Three types of intentional failure can be distinguished. The first, which must be very rare, is where the school wants the harassment to occur. The second is where the school deliberately treats harassment differently depending on the sex, race, etc. of the pupils involved. There too, liability is clear. The third and most difficult case is where the school knows about the harassment, knows that it is serious or even dangerous, and could take effective measures at low cost to avert the danger, but decides — consciously, deliberately — to do nothing, although it does not base this decision on an invidious ground such as race or sex. The school doesn’t mean any harm to the victim of the harassment, but knowing that the harassment is occurring, is serious, etc., it decides to do nothing. An example mentioned in Judge Coffey’s opinion is where the school deliberately departs, without adequate excuse, from its established policy in dealing with such incidents.
This difficult third case is the domain of “deliberate indifference,” which is the equivalent of criminal recklessness. E.g., Farmer v. Brennan, 511 U.S. 825, 114 S.Ct. 1970, 128 L.Ed.2d 811. (1994); West v. Waymire, 114 F.3d 646, 651 (7th Cir.1997). Neither gross negligence, nor recklessness in the tort sense, is enough- to satisfy this standard. E.g., Billman v. Indiana Department of Corrections, 56 F.3d 785, 788 (7th Cir.1995); Sellers v. Henman, 41 F.3d 1100 (7th Cir. 1994). The standard of deliberate indifference has been invoked in a number of other school cases. Kinman v. Omaha Public School District, 94 F.3d 463, 467 (8th Cir. 1996); Doe v. Claiborne County, 103 F.3d 495, 508 (6th Cir.1996); Doe v. Taylor Independent School District, 15 F.3d 443, 454 (5th Cir.1994). Two of these cases also impose a negligence standard for misconduct by the teacher; that is an issue currently before the Supreme Court.
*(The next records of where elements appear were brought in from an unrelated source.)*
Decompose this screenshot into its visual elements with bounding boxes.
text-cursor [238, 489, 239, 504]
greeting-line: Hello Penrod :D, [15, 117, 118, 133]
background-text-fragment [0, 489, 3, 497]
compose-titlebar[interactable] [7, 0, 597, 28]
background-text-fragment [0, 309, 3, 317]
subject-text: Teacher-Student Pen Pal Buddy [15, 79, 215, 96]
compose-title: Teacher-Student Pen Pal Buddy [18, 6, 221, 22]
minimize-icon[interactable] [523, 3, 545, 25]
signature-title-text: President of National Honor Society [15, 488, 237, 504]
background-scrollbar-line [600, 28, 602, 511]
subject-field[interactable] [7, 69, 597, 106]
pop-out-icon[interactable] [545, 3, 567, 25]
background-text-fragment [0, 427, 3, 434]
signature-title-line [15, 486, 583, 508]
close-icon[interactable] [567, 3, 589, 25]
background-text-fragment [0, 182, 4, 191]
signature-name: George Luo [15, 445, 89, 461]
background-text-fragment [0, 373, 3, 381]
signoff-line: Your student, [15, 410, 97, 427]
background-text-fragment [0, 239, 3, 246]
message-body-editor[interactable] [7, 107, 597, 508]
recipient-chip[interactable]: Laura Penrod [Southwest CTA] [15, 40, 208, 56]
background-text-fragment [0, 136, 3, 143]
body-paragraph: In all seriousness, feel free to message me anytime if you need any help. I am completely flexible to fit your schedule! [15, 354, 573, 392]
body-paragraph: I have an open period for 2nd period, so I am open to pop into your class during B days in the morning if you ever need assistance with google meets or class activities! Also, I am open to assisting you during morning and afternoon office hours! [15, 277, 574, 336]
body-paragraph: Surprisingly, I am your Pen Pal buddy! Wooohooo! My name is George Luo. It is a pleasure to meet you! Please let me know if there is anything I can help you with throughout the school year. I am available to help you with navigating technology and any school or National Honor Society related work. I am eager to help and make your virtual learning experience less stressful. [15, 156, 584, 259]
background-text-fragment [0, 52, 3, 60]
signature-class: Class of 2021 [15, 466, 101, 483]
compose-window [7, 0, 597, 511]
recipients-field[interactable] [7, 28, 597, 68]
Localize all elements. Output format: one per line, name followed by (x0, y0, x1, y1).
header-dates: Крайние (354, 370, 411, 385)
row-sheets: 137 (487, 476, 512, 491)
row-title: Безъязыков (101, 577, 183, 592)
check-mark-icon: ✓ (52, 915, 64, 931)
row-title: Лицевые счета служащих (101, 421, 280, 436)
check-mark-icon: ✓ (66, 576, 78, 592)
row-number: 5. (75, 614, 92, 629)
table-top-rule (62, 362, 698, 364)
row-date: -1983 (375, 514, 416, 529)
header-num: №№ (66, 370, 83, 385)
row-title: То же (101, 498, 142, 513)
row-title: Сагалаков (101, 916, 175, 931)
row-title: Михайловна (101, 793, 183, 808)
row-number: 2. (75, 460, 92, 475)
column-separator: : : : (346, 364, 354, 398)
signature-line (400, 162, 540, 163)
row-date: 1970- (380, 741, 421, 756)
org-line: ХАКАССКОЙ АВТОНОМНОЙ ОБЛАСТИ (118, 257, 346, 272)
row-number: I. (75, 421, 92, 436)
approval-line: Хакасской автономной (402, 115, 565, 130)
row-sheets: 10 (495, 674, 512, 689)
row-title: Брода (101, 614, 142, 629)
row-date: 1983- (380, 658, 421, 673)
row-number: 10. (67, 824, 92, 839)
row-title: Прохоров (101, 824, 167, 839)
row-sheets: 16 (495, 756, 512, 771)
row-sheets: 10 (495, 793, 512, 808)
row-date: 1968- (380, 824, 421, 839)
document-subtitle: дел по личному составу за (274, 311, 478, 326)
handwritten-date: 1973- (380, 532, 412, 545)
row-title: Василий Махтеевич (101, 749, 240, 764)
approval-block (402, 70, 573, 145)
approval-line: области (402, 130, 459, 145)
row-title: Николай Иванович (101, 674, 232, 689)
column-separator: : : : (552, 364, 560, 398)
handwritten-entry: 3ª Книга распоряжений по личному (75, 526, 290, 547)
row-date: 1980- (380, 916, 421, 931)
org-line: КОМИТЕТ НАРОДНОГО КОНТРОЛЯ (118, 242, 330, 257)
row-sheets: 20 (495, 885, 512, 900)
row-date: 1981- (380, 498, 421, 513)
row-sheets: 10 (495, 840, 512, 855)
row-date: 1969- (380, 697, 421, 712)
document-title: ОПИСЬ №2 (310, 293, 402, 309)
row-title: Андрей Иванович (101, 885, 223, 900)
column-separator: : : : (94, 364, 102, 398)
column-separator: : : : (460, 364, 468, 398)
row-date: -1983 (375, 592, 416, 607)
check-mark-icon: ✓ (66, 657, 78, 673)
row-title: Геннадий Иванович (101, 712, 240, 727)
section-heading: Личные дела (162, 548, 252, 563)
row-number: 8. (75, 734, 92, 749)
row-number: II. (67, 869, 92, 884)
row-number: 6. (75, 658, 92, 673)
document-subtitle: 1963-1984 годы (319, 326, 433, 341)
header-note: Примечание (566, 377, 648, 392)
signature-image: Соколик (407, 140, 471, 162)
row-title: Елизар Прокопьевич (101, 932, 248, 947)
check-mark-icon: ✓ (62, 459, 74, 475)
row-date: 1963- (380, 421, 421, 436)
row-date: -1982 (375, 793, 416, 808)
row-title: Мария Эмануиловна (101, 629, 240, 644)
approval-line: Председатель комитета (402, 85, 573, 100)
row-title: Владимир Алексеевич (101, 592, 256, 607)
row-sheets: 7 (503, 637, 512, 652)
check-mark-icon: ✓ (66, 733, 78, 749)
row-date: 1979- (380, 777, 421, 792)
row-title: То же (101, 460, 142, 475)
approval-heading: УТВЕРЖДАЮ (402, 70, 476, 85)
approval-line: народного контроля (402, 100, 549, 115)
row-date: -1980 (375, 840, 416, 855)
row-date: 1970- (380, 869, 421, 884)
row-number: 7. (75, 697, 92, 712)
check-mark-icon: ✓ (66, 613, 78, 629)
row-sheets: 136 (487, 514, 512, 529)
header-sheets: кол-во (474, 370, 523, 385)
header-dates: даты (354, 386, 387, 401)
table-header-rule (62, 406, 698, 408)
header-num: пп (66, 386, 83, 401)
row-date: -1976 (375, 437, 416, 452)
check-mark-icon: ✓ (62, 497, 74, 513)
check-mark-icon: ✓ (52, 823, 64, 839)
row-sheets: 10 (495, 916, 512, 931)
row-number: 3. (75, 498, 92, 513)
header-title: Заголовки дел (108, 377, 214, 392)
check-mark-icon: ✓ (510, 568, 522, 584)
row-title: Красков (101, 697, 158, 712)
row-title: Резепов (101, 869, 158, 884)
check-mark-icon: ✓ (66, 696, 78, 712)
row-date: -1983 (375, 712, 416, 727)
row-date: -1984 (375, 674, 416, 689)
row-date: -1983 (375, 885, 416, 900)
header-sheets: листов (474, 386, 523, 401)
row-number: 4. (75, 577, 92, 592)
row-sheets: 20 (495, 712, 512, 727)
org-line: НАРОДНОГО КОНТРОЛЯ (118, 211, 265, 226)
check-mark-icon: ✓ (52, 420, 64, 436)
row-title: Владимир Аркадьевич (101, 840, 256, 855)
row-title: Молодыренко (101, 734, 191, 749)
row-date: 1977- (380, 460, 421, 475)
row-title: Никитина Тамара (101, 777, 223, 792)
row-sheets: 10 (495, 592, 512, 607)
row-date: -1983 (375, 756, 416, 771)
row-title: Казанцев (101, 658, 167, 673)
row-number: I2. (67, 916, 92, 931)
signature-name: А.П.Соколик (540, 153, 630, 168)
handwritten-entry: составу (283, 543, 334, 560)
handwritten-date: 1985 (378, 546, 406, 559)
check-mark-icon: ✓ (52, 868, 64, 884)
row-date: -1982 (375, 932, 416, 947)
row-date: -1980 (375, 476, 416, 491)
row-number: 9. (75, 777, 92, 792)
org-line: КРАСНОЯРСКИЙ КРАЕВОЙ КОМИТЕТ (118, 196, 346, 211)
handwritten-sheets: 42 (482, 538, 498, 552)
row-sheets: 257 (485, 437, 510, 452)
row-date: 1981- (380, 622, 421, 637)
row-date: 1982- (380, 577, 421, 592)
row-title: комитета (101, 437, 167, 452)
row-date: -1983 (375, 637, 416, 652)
Deliberate indifference by the school in a case of one student sexually harassing another would mean that the school (1) actually knew of (2) hostile or offensive conduct likely to interfere with the victim’s education, and (3) deliberately did nothing, or took steps that it knew would be ineffectual, to protect the victim, (4) without excuse (for it might be difficult or even impossible to take effective measures). Element (1) and (4) will both be more difficult for the plaintiff to satisfy when the harassment occurs off the school premises; and that is how it should be because it is much more difficult for the school to discover and remedy off-premises harassment.
Through careful examination of alternative standards of liability, we can find the standard that will best fit the purposes and circumstances of Title IX and that.will be simple and workable. That is a challenge well worth the court’s plenary consideration.